Scotty Olson

Personal information
- Nickname: Bulldog
- Nationality: Canadian
- Born: Scotty Robert Olson 26 February 1968 (age 58)
- Height: 5 ft 1 in (1.55 m)
- Weight: Flyweight

Boxing career
- Reach: 62 in (157 cm)
- Stance: Orthodox

Boxing record
- Total fights: 40
- Wins: 34
- Win by KO: 25
- Losses: 4
- Draws: 2

= Scotty Olson =

Canadian boxer

Scotty Robert Olson (born 26 February 1968), known as Scotty Olson, and nicknamed Bulldog is a Canadian former flyweight boxer. He won the Light Flyweight Gold Medal in the 1986 Commonwealth Games, and reached the quarterfinals of the 1988 Olympic Games in Seoul. He also represented Canada at the 1987 Pan American Games.

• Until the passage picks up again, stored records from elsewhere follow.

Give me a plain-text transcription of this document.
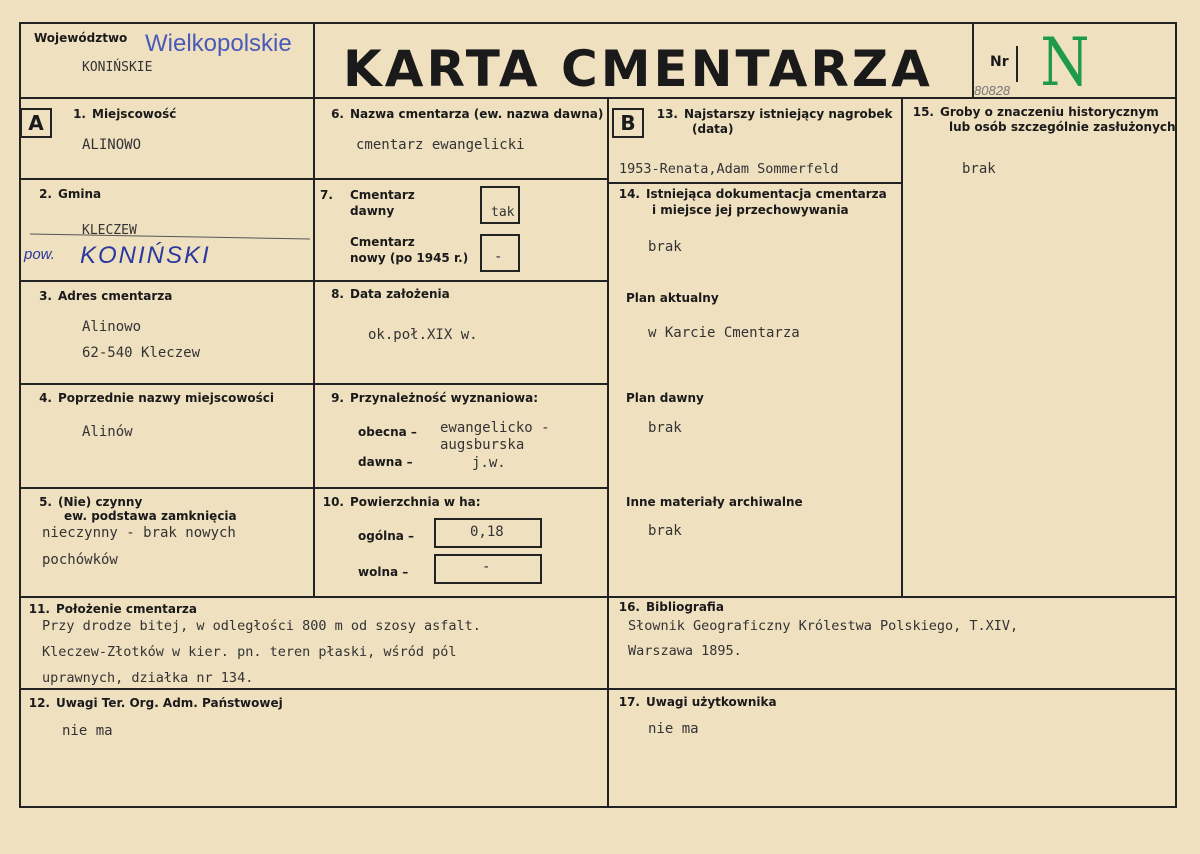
Województwo Wielkopolskie
KONIŃSKIE	KARTA CMENTARZA	Nr N
80828
A	1. Miejscowość
ALINOWO
2. Gmina
KLECZEW
pow. KONIŃSKI
3. Adres cmentarza
Alinowo
62-540 Kleczew
4. Poprzednie nazwy miejscowości
Alinów
5. (Nie) czynny
ew. podstawa zamknięcia
nieczynny - brak nowych
pochówków
6. Nazwa cmentarza (ew. nazwa dawna)
cmentarz ewangelicki
7. Cmentarz
dawny	tak
Cmentarz
nowy (po 1945 r.) -
8. Data założenia
ok.poł.XIX w.
9. Przynależność wyznaniowa:
obecna – ewangelicko -
augsburska
dawna –	j.w.
10. Powierzchnia w ha:
ogólna –	0,18
wolna –	-
B	13. Najstarszy istniejący nagrobek
(data)
1953-Renata,Adam Sommerfeld
14. Istniejąca dokumentacja cmentarza
i miejsce jej przechowywania
brak
Plan aktualny
w Karcie Cmentarza
Plan dawny
brak
Inne materiały archiwalne
brak
15. Groby o znaczeniu historycznym
lub osób szczególnie zasłużonych
brak
11. Położenie cmentarza
Przy drodze bitej, w odległości 800 m od szosy asfalt.
Kleczew-Złotków w kier. pn. teren płaski, wśród pól
uprawnych, działka nr 134.
16. Bibliografia
Słownik Geograficzny Królestwa Polskiego, T.XIV,
Warszawa 1895.
12. Uwagi Ter. Org. Adm. Państwowej
nie ma
17. Uwagi użytkownika
nie ma
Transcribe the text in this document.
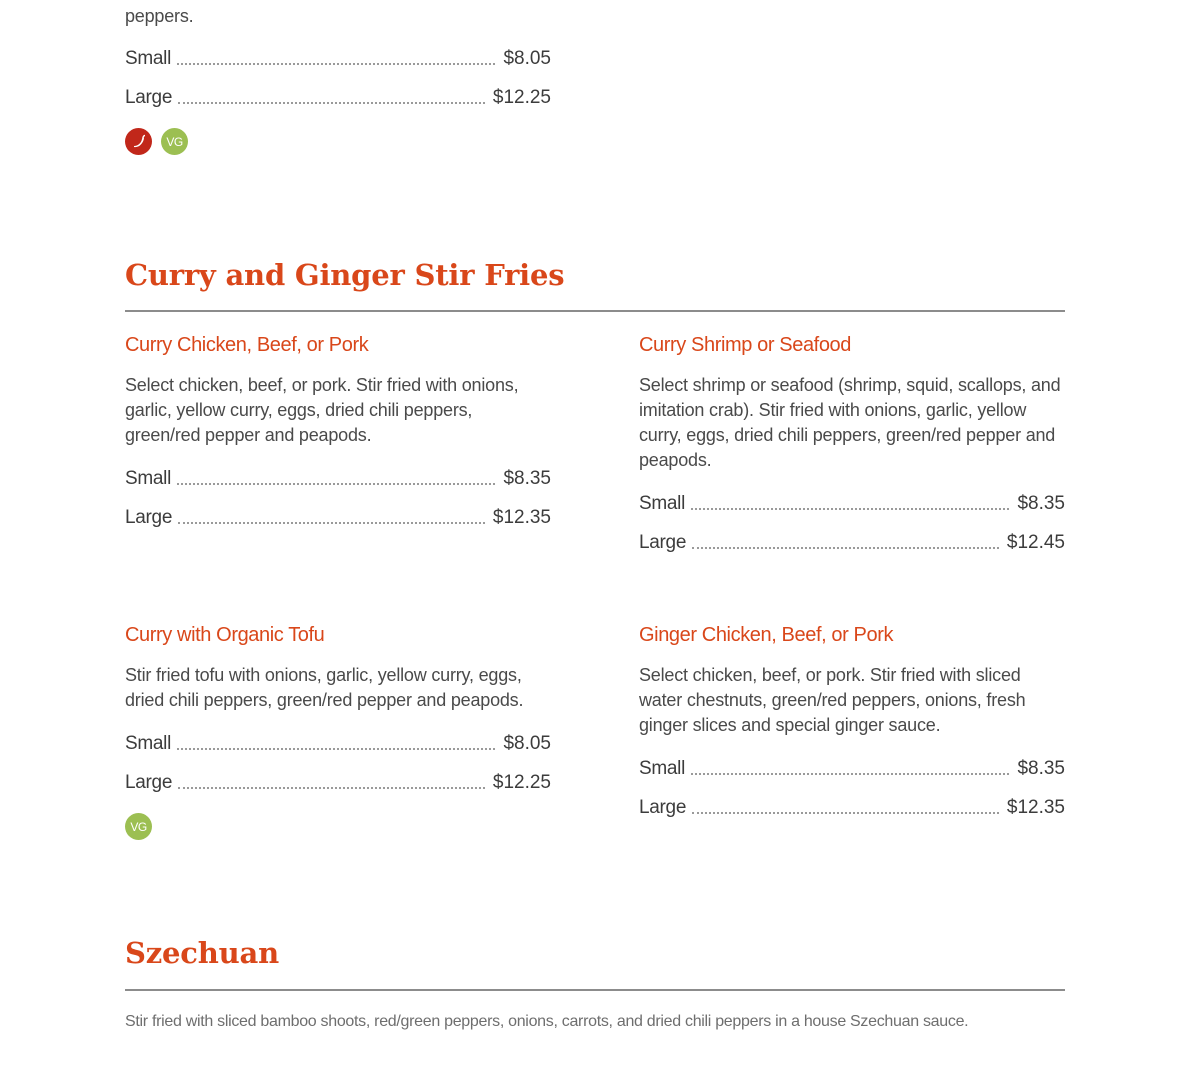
peppers.
Small	$8.05
Large	$12.25
VG
Curry and Ginger Stir Fries
Curry Chicken, Beef, or Pork
Select chicken, beef, or pork. Stir fried with onions, garlic, yellow curry, eggs, dried chili peppers, green/red pepper and peapods.
Small	$8.35
Large	$12.35
Curry Shrimp or Seafood
Select shrimp or seafood (shrimp, squid, scallops, and imitation crab). Stir fried with onions, garlic, yellow curry, eggs, dried chili peppers, green/red pepper and peapods.
Small	$8.35
Large	$12.45
Curry with Organic Tofu
Stir fried tofu with onions, garlic, yellow curry, eggs, dried chili peppers, green/red pepper and peapods.
Small	$8.05
Large	$12.25
VG
Ginger Chicken, Beef, or Pork
Select chicken, beef, or pork. Stir fried with sliced water chestnuts, green/red peppers, onions, fresh ginger slices and special ginger sauce.
Small	$8.35
Large	$12.35
Szechuan
Stir fried with sliced bamboo shoots, red/green peppers, onions, carrots, and dried chili peppers in a house Szechuan sauce.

He also became International Boxing Organization and United States Boxing Association flyweight champion, before retiring in 2002, having recorded 34 wins, 25 knockouts, 4 losses and 2 draws, one of his losses, a 10th-round knockout defeat against Michael Carbajal in a long-awaited bout. He now helps train Canadian boxers. He was inducted into Boxing Canada’s Hall of Fame, Class of 2020.

On the morning of January 18, 2015, Olson suffered a near-fatal heart attack at his home. His wife performed CPR until medical help arrived. He was placed in a medically induced coma, after which two stents were put into his heart. Doctors were initially concerned about his condition since his brain had been deprived of oxygen for "a period of time," but Olson came out of the coma about a week after the heart attack, and was released from the hospital a week after that.